Talking to the cohort during our feedback and Fall Festival of Failure session, Marsha reminded me that I had made a deal with myself. I’d promised I wouldn’t value judge. I hadn’t set out to produce writing of quality. My aims had been elsewhere. But what had I set out to produce? What was the point? The other students asked me the same question. Where is this going? What’s the point for you and your practice? 

We’re being marked this term against the ‘anticipatory competency’. 

If this competency is about being able to look ahead and know what experiments are worth undertaking, had I failed? Starting these experiments, I wrote on my blog:

I’m particularly interested in exploring modes of storytelling and of representing the other (in an expansive sense, where the other is any other person) – and across real and fictionalised lines. Coming from a perspective of interculturality, this will mean engaging with ideas of cultural appropriation and speaking to or with, not for. I’m hoping to challenge the way I navigate between objectivity and subjectivity in my work and shift my relationship with truth – to understand it in a different way. 

I think I need to remember that the writing I’ve undertaken has been a small part of my experiments. I’ve also done translation (which, incidentally, I am proud of) and I’ve been developing techniques for reading and analysing my own and others’ writing, as well as undertaking research.

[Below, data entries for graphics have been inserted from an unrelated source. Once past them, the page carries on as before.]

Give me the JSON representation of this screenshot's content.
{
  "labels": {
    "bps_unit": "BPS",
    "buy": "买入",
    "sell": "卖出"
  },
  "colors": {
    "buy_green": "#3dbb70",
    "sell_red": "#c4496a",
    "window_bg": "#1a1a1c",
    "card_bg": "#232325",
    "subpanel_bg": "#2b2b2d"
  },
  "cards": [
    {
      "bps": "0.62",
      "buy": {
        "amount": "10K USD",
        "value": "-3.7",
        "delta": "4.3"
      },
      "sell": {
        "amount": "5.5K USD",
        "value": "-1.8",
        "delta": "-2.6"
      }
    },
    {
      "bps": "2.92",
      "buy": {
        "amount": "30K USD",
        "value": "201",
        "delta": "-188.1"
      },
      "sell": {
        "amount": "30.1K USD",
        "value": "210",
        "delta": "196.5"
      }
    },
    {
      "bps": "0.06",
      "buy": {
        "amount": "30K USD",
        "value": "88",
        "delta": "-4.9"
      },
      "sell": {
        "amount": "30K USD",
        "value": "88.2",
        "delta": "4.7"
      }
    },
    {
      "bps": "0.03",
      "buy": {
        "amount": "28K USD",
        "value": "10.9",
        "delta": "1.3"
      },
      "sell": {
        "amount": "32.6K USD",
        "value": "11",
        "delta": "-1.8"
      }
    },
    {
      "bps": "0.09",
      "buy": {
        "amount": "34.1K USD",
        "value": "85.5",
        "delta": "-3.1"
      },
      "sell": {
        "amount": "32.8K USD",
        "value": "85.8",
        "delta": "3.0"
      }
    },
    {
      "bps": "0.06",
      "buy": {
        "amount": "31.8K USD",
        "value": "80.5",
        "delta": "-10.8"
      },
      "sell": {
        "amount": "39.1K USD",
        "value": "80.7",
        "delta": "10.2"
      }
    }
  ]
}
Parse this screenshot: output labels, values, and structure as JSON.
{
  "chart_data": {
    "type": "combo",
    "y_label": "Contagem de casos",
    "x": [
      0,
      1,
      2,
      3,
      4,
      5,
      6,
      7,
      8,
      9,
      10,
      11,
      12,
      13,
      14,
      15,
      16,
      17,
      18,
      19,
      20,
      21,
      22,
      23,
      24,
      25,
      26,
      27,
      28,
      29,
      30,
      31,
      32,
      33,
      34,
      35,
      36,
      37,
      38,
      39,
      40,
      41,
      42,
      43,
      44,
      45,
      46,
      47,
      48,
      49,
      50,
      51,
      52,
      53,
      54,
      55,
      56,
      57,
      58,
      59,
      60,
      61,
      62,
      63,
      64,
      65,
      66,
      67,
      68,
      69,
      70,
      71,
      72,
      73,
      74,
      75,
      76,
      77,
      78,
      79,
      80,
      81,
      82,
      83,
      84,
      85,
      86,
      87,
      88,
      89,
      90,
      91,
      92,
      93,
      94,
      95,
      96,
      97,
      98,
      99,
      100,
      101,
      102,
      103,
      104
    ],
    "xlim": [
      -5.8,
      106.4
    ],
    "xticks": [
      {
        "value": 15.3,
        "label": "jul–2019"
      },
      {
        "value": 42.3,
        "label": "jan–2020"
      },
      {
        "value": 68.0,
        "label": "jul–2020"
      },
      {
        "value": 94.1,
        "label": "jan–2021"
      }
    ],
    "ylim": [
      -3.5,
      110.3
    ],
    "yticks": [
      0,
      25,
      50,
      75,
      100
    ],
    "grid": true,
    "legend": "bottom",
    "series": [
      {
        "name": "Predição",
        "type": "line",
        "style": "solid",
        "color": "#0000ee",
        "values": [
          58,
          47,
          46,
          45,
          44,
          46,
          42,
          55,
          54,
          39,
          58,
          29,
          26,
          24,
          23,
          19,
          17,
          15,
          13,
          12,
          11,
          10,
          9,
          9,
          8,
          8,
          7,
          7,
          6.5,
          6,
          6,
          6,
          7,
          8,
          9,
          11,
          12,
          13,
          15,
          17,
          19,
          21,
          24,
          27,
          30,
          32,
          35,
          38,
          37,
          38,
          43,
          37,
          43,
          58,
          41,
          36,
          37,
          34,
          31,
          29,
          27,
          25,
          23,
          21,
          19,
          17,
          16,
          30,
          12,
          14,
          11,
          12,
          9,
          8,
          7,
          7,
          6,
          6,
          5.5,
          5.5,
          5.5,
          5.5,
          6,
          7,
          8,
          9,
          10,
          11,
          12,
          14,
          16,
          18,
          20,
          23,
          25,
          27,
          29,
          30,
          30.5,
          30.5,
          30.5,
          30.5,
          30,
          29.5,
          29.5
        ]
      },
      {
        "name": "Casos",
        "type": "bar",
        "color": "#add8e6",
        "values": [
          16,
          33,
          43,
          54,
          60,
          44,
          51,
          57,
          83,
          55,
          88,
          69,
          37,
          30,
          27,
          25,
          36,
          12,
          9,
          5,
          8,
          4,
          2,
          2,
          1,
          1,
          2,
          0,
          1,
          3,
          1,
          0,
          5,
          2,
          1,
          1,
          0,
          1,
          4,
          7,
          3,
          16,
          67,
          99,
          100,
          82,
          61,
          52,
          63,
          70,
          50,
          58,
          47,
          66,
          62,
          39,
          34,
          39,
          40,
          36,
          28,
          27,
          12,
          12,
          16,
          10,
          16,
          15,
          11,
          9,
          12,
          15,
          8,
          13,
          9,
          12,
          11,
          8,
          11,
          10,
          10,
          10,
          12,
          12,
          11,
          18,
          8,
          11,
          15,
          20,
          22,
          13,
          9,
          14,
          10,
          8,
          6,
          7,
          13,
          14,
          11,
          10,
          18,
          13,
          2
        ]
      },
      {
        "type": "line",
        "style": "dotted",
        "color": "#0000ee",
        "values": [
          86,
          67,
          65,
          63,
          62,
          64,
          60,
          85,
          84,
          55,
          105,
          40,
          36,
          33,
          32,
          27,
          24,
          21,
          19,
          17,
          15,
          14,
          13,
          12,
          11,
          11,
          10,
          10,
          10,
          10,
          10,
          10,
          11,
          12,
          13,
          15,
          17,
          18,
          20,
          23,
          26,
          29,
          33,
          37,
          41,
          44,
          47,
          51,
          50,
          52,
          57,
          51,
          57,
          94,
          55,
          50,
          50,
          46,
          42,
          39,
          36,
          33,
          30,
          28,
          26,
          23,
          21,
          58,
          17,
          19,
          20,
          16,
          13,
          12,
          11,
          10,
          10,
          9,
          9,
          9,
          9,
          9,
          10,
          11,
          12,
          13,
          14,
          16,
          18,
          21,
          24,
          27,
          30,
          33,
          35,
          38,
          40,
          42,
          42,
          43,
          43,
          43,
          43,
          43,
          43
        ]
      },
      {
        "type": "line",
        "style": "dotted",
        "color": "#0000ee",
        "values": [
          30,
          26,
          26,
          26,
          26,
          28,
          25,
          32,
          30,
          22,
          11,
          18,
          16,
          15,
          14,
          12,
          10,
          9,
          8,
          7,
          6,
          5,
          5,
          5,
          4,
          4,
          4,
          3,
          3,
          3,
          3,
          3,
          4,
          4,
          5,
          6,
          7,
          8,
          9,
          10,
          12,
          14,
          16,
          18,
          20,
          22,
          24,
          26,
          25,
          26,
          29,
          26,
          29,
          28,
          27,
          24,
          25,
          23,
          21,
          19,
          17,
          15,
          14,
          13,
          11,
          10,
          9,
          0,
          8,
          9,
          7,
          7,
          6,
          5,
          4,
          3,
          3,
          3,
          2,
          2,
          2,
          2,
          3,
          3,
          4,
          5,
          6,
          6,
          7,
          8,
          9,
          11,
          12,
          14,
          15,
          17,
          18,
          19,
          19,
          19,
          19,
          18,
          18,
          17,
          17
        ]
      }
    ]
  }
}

The anticipatory competency is about “affecting challenge or discovery”. I have pushed myself. I have felt challenged and I have discovered new things about how I write, and how I want to write. 

And what about where this is going? What’s the point for me and my practice? 

I do have a ‘why’, although I’ve perhaps been shy to share it. I have several projects I’d like to develop that require sharing other people’s stories – or how their stories interact with my own. These stories and their characters will cross borders. Not being confident about how to do this in a sensitive and conscientious way has been holding me back. These projects will sit within a more creative realm than much of my previous writing. They’re not fiction, but I think they could be strengthened by employing techniques from fiction. One involves forms of memoir, and I’m aware I will be writing from my subjective perspective, likely drawing on narrative structures and potentially wanting to fictionalise details or fill in gaps. 

These experiments have given me the opportunity to explore how I might go about this, and to unpick some of the thorny ethical issues I feel myself getting caught on. I’ve also learned techniques for pushing myself through the mental blocks that stop me from even getting started. For facing the blank page.

I’m feeling a little less of a failure this week.